Paper No. 6
Presentation Time: 3:35 PM
HETEROGENEOUS WRENCH-DOMINATED TRANSPRESSION IN THE DEEP CRUST RECORDED BY THE BURNSVILLE FAULT AND RELATED STRUCTURES, BLUE RIDGE, NORTH CAROLINA: IMPLICATIONS FOR THE ACADIAN OROGENY IN THE SOUTHERN APPALACHIANS
The Burnsville fault juxtaposes Precambrian Laurentian crust and the Ashe Metamorphic Suite (AMS) within the Fries thrust sheet of the Blue Ridge thrust complex of western North Carolina. The Burnsville Fault and adjacent AMS accommodated high strain at amphibolite facies (~700°C and ~9 kb) during the Acadian orogeny and then were tilted southeast during Alleghanian thrusting. Deformation resulted in three kilometer-scale structural domains: the Burnsville Fault dextral strike-slip domain, the transitional domain, and the Otter Knobs domain. Structures recording the orientation of the finite flattening plane in the three domains are subparallel; those southeast of the Burnsville Fault shear zone are rotated counterclockwise by ~10-15° consistent with dextral shear. Across strike from the Burnsville Fault shear zone into the transitional domain, shear sense indicators become scarce, fabric grades to S>L, and lineations change from sub-horizontal to down-dip. Across strike into the Otter Knobs domain, lineations grade to moderately southwest-plunging and the orientation distribution of poles to foliation indicate moderately southwest-plunging folding.

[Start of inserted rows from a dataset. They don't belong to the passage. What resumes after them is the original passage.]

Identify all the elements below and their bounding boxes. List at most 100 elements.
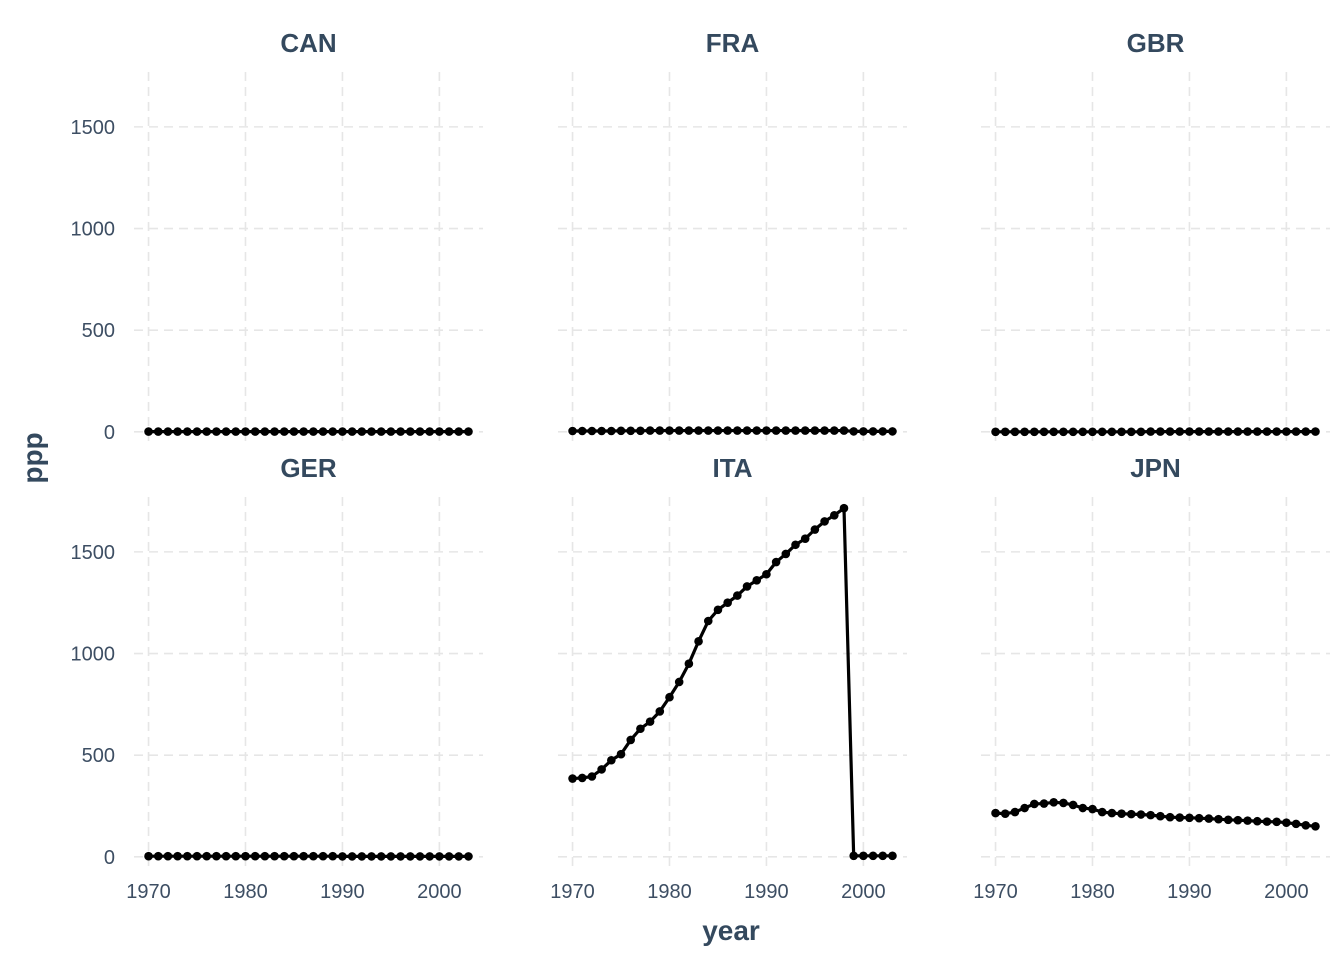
data-point [1204,814,1214,823]
data-point [454,427,464,436]
data-point [250,427,260,436]
data-point [1262,427,1272,436]
data-point [684,426,694,435]
data-point [1097,807,1107,817]
x-tick-label: 2000 [417,881,462,903]
data-point [1214,814,1223,824]
data-point [655,426,665,435]
data-point [1136,810,1146,819]
data-point [839,426,849,435]
data-point [1291,819,1301,829]
data-point [347,427,357,436]
panel-fra: FRA [558,28,907,444]
data-point [444,852,454,861]
data-point [888,427,897,436]
data-point [636,724,645,734]
data-point [587,772,597,781]
data-point [1068,427,1078,437]
data-point [1185,813,1194,823]
data-point [173,851,182,861]
data-point [328,427,338,436]
data-point [250,851,260,861]
data-point [1194,427,1204,436]
data-point [781,549,791,559]
data-point [1049,798,1059,807]
data-point [1000,809,1010,819]
data-point [396,427,405,436]
data-point [1020,427,1029,437]
data-point [464,427,473,436]
data-point [357,852,367,861]
y-tick-label: 500 [82,320,115,342]
data-point [386,427,396,436]
data-point [607,755,616,765]
data-point [347,852,357,861]
facet-title: GBR [1127,28,1185,58]
data-point [868,427,878,436]
data-point [829,510,839,520]
data-point [742,582,752,591]
x-tick-label: 1980 [223,881,268,903]
data-point [626,426,636,436]
data-point [270,427,279,436]
data-point [1252,816,1262,826]
data-point [1175,813,1185,822]
facet-title: GER [280,453,337,483]
data-point [338,427,347,436]
data-point [1311,427,1320,436]
data-point [279,851,289,861]
data-point [1030,799,1039,809]
data-point [279,427,289,436]
data-point [859,427,868,436]
data-point [616,426,626,436]
data-point [396,852,405,861]
data-point [762,426,771,435]
data-point [405,852,415,861]
facet-title: FRA [706,28,760,58]
data-point [878,427,888,436]
data-point [289,851,299,861]
data-point [1088,804,1097,814]
data-point [1185,427,1194,436]
x-tick-label: 1990 [320,881,365,903]
data-point [1049,427,1059,437]
data-point [1214,427,1223,436]
y-tick-label: 1000 [71,219,116,241]
data-point [464,852,473,861]
data-point [1165,427,1175,436]
data-point [1156,427,1165,436]
data-point [888,851,897,861]
data-point [1068,800,1078,810]
data-point [810,525,820,534]
data-point [1010,807,1020,817]
data-point [810,426,820,435]
data-point [192,427,202,436]
data-point [153,427,163,436]
data-point [454,852,464,861]
data-point [616,749,626,759]
data-point [1282,427,1291,436]
x-tick-label: 2000 [1264,881,1309,903]
data-point [435,427,444,436]
data-point [299,851,308,861]
data-point [636,426,645,436]
data-point [1252,427,1262,436]
data-point [318,851,328,861]
data-point [800,426,810,435]
data-point [192,851,202,861]
data-point [1223,815,1233,825]
data-point [577,773,587,783]
x-tick-label: 1970 [550,881,595,903]
data-point [1146,427,1155,436]
data-point [1311,822,1320,831]
data-point [1097,427,1107,437]
data-point [713,426,723,435]
data-point [1039,799,1049,808]
y-tick-label: 1500 [71,117,116,139]
data-point [694,637,703,646]
data-point [435,852,444,861]
data-point [1223,427,1233,436]
data-point [849,427,858,436]
data-point [221,427,231,436]
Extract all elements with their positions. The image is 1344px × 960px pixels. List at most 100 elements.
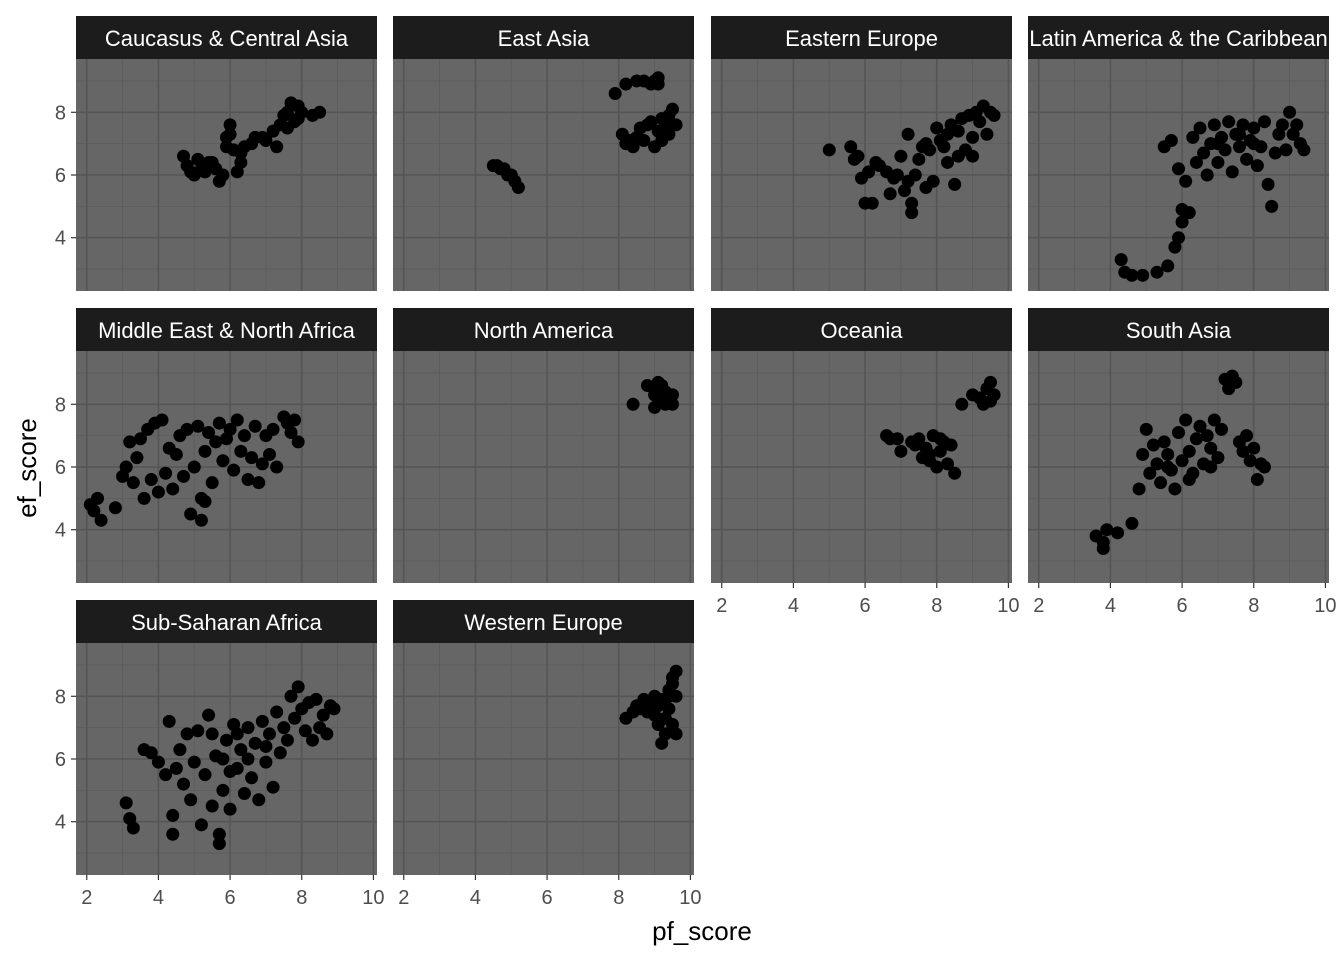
data-point (166, 482, 180, 496)
data-point (234, 743, 248, 757)
data-point (1157, 435, 1171, 449)
x-tick-label: 6 (225, 887, 236, 909)
facet-panel: Caucasus & Central Asia 4 6 8 (55, 16, 377, 291)
data-point (1172, 231, 1185, 245)
data-point (1168, 482, 1182, 496)
facet-panel: Eastern Europe (711, 16, 1012, 291)
data-point (245, 771, 259, 785)
data-point (1154, 476, 1168, 490)
data-point (966, 149, 980, 163)
data-point (309, 692, 323, 706)
data-point (619, 77, 633, 91)
data-point (941, 155, 954, 169)
y-tick-label: 6 (55, 457, 66, 479)
data-point (944, 438, 958, 452)
x-tick-label: 2 (716, 595, 727, 617)
data-point (905, 196, 919, 210)
data-point (180, 727, 194, 741)
data-point (662, 702, 676, 716)
data-point (1200, 429, 1214, 443)
data-point (1096, 535, 1110, 549)
data-point (662, 689, 676, 703)
data-point (94, 513, 108, 527)
data-point (844, 140, 858, 154)
x-tick-label: 10 (362, 887, 384, 909)
y-tick-label: 6 (55, 749, 66, 771)
data-point (159, 768, 173, 782)
data-point (948, 466, 962, 480)
data-point (640, 378, 654, 392)
data-point (1179, 174, 1193, 188)
x-tick-label: 4 (1105, 595, 1116, 617)
data-point (1268, 146, 1282, 160)
data-point (1265, 199, 1279, 213)
facet-strip-label: Sub-Saharan Africa (131, 610, 323, 635)
y-tick-label: 4 (55, 520, 66, 542)
data-point (313, 105, 327, 119)
data-point (666, 397, 679, 411)
data-point (248, 736, 262, 750)
data-point (137, 491, 151, 505)
data-point (1161, 259, 1175, 273)
data-point (658, 727, 672, 741)
data-point (234, 444, 248, 458)
data-point (237, 429, 251, 443)
data-point (166, 827, 180, 841)
data-point (151, 485, 165, 499)
data-point (984, 375, 997, 389)
data-point (194, 818, 208, 832)
data-point (1229, 375, 1243, 389)
data-point (205, 799, 219, 813)
data-point (1258, 115, 1271, 129)
data-point (1175, 202, 1189, 216)
x-tick-label: 4 (470, 887, 481, 909)
data-point (209, 435, 223, 449)
data-point (951, 124, 965, 138)
data-point (666, 102, 679, 116)
data-point (669, 727, 683, 741)
data-point (194, 513, 208, 527)
x-tick-label: 10 (997, 595, 1019, 617)
data-point (1279, 143, 1293, 157)
data-point (937, 140, 951, 154)
data-point (984, 394, 997, 408)
facet-panel: South Asia 2 4 6 8 10 (1028, 308, 1337, 617)
data-point (223, 127, 237, 141)
data-point (202, 426, 216, 440)
data-point (1189, 155, 1203, 169)
data-point (1182, 473, 1196, 487)
data-point (198, 494, 212, 508)
data-point (951, 149, 965, 163)
data-point (955, 397, 969, 411)
data-point (1240, 152, 1254, 166)
data-point (1182, 444, 1196, 458)
facet-strip-label: East Asia (498, 26, 590, 51)
data-point (298, 724, 312, 738)
facet-strip (393, 600, 694, 643)
data-point (123, 435, 137, 449)
data-point (919, 137, 933, 151)
data-point (1150, 457, 1164, 471)
data-point (1275, 118, 1289, 132)
data-point (202, 708, 216, 722)
data-point (144, 473, 158, 487)
data-point (908, 168, 922, 182)
data-point (1150, 265, 1164, 279)
data-point (288, 711, 302, 725)
data-point (191, 419, 205, 433)
data-point (284, 426, 298, 440)
data-point (1222, 115, 1236, 129)
facet-strip-label: North America (474, 318, 614, 343)
data-point (644, 115, 658, 129)
facet-strip-label: Middle East & North Africa (98, 318, 356, 343)
x-axis-title: pf_score (652, 916, 752, 946)
data-point (255, 457, 269, 471)
facet-grid: Caucasus & Central Asia 4 6 8 East Asia Easte… (55, 16, 1337, 909)
data-point (280, 121, 294, 135)
data-point (306, 733, 319, 747)
data-point (1175, 215, 1189, 229)
data-point (669, 118, 683, 132)
data-point (259, 755, 273, 769)
data-point (1197, 146, 1211, 160)
data-point (511, 181, 525, 195)
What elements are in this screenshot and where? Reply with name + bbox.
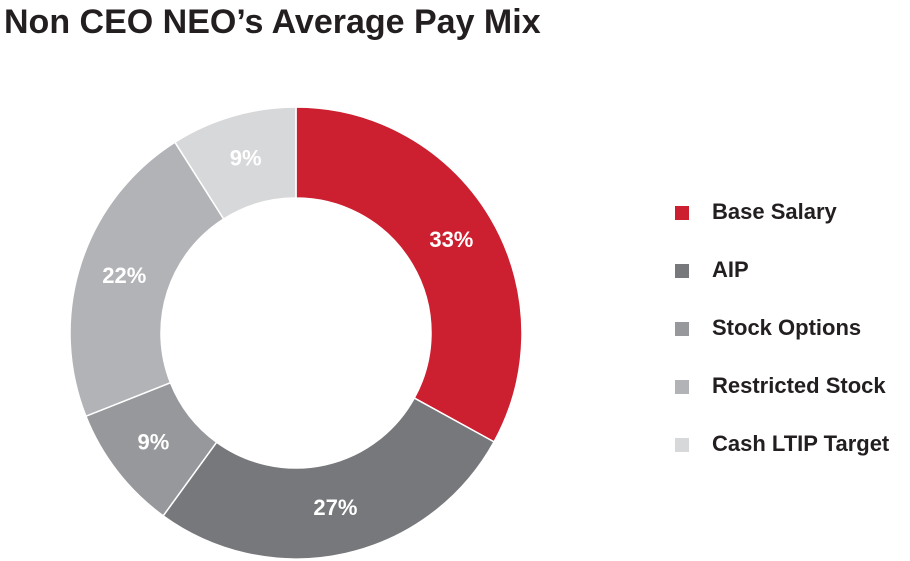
legend-label: Restricted Stock [712,373,886,398]
value-label: 27% [313,495,357,520]
legend-label: Base Salary [712,199,838,224]
chart-title: Non CEO NEO’s Average Pay Mix [4,3,541,41]
legend-swatch [675,206,689,220]
donut-slice [295,106,523,443]
donut-slice [162,397,496,560]
legend-swatch [675,438,689,452]
legend-swatch [675,264,689,278]
legend-label: Stock Options [712,315,861,340]
value-label: 33% [429,227,473,252]
donut-slice [173,106,297,221]
legend-label: Cash LTIP Target [712,431,890,456]
value-label: 9% [230,145,262,170]
value-label: 9% [137,429,169,454]
legend-swatch [675,380,689,394]
donut-slice [69,141,225,418]
legend-swatch [675,322,689,336]
value-label: 22% [102,263,146,288]
legend-label: AIP [712,257,749,282]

The macroscale Otter Knobs fold, a tight-to-isoclinal synform whose hinge line, associated lineations, and minor fold hinges plunge moderately southwest, is interpreted to represent this structural element. No evidence of oblique or reverse shear is observed in these domains. The across-strike changes between these domains are consistent with heterogeneous wrench-dominated (10-20° from the plate boundary) transpression. Changes across strike from the Otter Knobs domain into the transitional domain record part of the deformation path for a zone with an effective convergence angle of 14-18°, including the rotation of structures recording the maximum incremental stretch from subhorizontal towards down-dip.